就業規則の意見聴取の程度

Q.反対を表明した意見書でも就業規則変更届は受理されますか

A.意見を聴くことが必要であり、効力に影響はありません

 会社が就業規則を作成・変更する場合には、事業場の過半数を代表する労働組合や従業員代表者の意見書を提出する必要があります。ここで求められているのは、あくまでも「意見を聴くこと」であって、「同意の取得」まで求められているわけではありません。例えば、労働組合や従業員代表者が就業規則の改定に反対なのであれば、反対意見を記述した意見書を就業規則変更届に添付して労働基準監督署へ届け出れば受理されます。この点につき、厚生労働省の通達は、「就業規則に添付した意見書の内容が当該規則に全面的に反対するものであると、特定部分に関して反対するものであるとを問わず、又その反対事由の如何を問わず、その効力の発生についての他の要件を具備する限り、就業規則の効力には影響がない(昭24.3.28基発373号)」としています。

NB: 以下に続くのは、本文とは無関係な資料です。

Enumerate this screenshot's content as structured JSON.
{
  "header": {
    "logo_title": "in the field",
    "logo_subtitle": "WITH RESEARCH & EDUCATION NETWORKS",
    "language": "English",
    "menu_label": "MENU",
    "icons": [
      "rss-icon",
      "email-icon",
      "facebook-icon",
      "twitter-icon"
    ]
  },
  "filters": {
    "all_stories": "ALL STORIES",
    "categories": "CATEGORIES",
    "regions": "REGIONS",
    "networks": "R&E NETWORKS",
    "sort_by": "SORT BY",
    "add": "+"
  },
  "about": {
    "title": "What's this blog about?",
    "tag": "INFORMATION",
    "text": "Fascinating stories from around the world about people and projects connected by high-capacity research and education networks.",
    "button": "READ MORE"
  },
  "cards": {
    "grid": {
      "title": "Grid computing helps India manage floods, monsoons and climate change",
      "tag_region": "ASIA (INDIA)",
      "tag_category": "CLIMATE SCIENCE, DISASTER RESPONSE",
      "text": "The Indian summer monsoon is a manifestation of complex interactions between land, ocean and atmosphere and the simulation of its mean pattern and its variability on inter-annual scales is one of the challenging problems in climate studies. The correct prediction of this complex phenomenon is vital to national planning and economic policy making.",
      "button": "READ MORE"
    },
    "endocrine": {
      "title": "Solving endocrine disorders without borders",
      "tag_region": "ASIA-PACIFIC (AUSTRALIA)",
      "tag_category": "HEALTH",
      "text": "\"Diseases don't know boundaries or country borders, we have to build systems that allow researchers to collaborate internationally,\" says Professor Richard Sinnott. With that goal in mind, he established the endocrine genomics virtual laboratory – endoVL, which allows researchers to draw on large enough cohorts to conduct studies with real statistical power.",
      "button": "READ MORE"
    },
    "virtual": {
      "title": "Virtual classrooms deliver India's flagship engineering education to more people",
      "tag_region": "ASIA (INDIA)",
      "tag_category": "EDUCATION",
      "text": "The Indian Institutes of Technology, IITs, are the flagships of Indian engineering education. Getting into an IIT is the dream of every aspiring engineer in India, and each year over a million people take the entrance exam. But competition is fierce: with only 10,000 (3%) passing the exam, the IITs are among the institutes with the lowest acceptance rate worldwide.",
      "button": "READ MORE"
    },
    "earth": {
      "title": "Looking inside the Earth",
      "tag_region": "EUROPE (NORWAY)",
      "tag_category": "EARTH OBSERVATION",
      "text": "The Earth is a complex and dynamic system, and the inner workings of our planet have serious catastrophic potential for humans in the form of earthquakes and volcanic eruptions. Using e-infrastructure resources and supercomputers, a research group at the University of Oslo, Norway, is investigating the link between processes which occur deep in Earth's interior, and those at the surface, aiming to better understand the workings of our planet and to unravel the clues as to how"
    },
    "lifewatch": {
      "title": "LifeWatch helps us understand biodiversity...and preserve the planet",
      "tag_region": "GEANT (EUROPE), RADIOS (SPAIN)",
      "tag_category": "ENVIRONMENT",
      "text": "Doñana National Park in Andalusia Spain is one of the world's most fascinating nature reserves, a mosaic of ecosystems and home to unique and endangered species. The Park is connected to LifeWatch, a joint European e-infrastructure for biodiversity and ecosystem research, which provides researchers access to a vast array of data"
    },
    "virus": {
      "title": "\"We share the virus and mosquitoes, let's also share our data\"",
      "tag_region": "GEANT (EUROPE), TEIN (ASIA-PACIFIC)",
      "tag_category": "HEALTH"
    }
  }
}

 なお、労働組合や従業員代表者が意見書を提出しないことがあるかもしれません。その場合には、意見を聴いたことが分かる書類(依頼状やメールの控え等)を添付すれば、労働基準監督署は就業規則の届け出を受理することになっています。この点につき、厚生労働省の通達は、「労働組合が故意に意見を表明しない場合又は意見書に署名又は記名押印しない場合でも、意見を聴いたことが客観的に証明できる限り、これを受理するよう取り扱われたい(昭23.5.11基発735号)」としています。

 以上のように手続きに関しては問題ありませんが、反対意見がありながら就業規則を変更することは、望ましいことではないでしょう。やはり、時間をかけて丁寧に説明をすることが王道だと思われます。